“My God!” she moaned, “I am lost!”
She sunk down on the wet earth almost despairfully.
Then her old brave spirit reasserted itself.
“What a poor miserable little coward I am!” she exclaimed, almost angry with herself. “What can I do that is more likely to get me out of my trouble than to try again?”
It was growing dark very fast now and the cold rain was falling as slowly and monotonously as ever; but she would not allow herself to think of either the coming night or the drizzling rain—and she set out for home a second time quite bravely.
It was no desirable task that she had before her, and she did not look upon her weary walk as a mere pleasure trip, by any means. Still that bold, hopeful spirit that had borne her up through her adventures with the chief that afternoon was with her now; and she was far from being despondent.

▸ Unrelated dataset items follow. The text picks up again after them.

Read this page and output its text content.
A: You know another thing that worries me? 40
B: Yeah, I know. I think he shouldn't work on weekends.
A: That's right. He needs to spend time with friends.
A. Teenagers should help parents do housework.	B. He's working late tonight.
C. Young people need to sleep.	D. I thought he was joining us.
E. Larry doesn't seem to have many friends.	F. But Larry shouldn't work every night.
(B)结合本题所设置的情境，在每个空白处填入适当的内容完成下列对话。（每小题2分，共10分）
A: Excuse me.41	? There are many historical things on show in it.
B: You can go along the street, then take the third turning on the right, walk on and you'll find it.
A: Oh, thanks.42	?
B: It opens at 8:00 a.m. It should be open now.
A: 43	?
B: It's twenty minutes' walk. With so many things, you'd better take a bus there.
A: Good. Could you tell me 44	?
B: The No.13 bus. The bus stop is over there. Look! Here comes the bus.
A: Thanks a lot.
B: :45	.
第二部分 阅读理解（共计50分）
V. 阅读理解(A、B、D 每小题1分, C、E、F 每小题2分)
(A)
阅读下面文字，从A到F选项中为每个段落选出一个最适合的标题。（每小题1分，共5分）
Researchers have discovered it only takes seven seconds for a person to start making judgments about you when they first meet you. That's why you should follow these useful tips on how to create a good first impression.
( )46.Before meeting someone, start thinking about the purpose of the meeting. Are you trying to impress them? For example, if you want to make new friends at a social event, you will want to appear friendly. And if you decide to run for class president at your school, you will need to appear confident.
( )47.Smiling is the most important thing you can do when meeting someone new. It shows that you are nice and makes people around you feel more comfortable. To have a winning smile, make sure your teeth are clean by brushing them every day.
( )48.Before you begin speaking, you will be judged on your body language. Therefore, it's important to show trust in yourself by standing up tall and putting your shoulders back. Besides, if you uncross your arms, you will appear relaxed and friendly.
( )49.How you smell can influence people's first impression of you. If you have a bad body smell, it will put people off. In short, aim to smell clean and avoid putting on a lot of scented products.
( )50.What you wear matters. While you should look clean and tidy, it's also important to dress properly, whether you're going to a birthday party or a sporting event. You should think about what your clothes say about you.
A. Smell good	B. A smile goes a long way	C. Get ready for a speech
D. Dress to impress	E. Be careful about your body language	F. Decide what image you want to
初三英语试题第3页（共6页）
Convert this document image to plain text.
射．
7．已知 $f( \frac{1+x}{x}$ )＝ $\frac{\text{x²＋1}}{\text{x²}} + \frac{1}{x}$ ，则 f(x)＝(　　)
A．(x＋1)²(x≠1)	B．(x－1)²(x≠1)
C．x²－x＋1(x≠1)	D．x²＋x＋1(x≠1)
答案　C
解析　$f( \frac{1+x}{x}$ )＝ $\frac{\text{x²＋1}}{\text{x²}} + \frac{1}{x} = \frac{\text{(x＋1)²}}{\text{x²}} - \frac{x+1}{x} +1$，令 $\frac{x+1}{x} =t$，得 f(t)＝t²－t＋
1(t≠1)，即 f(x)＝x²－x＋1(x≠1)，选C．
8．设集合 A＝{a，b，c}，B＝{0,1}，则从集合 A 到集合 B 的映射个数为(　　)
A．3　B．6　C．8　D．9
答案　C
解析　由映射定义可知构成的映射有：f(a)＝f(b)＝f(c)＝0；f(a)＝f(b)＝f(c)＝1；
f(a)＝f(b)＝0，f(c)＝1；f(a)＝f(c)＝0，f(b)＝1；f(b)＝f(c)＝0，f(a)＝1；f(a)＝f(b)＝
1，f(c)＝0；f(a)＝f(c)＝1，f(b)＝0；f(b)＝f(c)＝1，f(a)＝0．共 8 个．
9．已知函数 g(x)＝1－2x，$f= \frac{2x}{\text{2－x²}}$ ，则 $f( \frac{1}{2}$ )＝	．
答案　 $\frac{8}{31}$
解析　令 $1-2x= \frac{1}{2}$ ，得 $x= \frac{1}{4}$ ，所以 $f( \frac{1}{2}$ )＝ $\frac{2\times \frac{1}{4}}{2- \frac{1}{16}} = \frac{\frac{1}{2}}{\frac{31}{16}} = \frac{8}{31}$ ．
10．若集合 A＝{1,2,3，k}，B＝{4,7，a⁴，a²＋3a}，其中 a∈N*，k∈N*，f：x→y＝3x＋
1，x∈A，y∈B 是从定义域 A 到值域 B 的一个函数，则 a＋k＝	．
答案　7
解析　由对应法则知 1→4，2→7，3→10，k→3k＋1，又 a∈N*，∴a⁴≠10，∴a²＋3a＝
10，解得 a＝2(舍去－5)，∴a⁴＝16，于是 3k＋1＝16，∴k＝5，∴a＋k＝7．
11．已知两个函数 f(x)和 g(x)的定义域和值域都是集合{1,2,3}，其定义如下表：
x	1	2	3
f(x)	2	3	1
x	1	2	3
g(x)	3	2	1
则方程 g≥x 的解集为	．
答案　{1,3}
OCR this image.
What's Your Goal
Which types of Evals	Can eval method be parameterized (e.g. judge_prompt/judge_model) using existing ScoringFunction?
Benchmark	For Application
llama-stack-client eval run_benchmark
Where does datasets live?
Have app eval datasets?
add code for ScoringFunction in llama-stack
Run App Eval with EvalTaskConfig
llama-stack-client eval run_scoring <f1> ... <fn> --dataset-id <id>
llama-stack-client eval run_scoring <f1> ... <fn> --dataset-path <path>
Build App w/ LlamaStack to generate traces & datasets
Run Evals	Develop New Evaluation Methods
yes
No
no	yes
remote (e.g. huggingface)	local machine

“If I try, and keep trying,” she mused, as she hurried on, “I may reach home in safety by-and-by; and if I am really lost and must stay in the forest, I suppose there is very little choice in sleeping-places. So, upon the whole, I think I had better keep traveling about as long as I can. I will try and not get faint-hearted again, anyway.”
In twenty minutes it was dark as Erebus!
Still the girl pressed bravely forward through the night. She could no longer see with any certainty. Keeping any specific course was out of the question; and it was with great difficulty that she kept her feet, at times, among the fallen trees and tangled undergrowth. But she tried to keep a bold heart.
Glancing ahead, through the blackness, to a dense thicket just in advance, she saw something that made her pause in terror. It was a pair of eyes!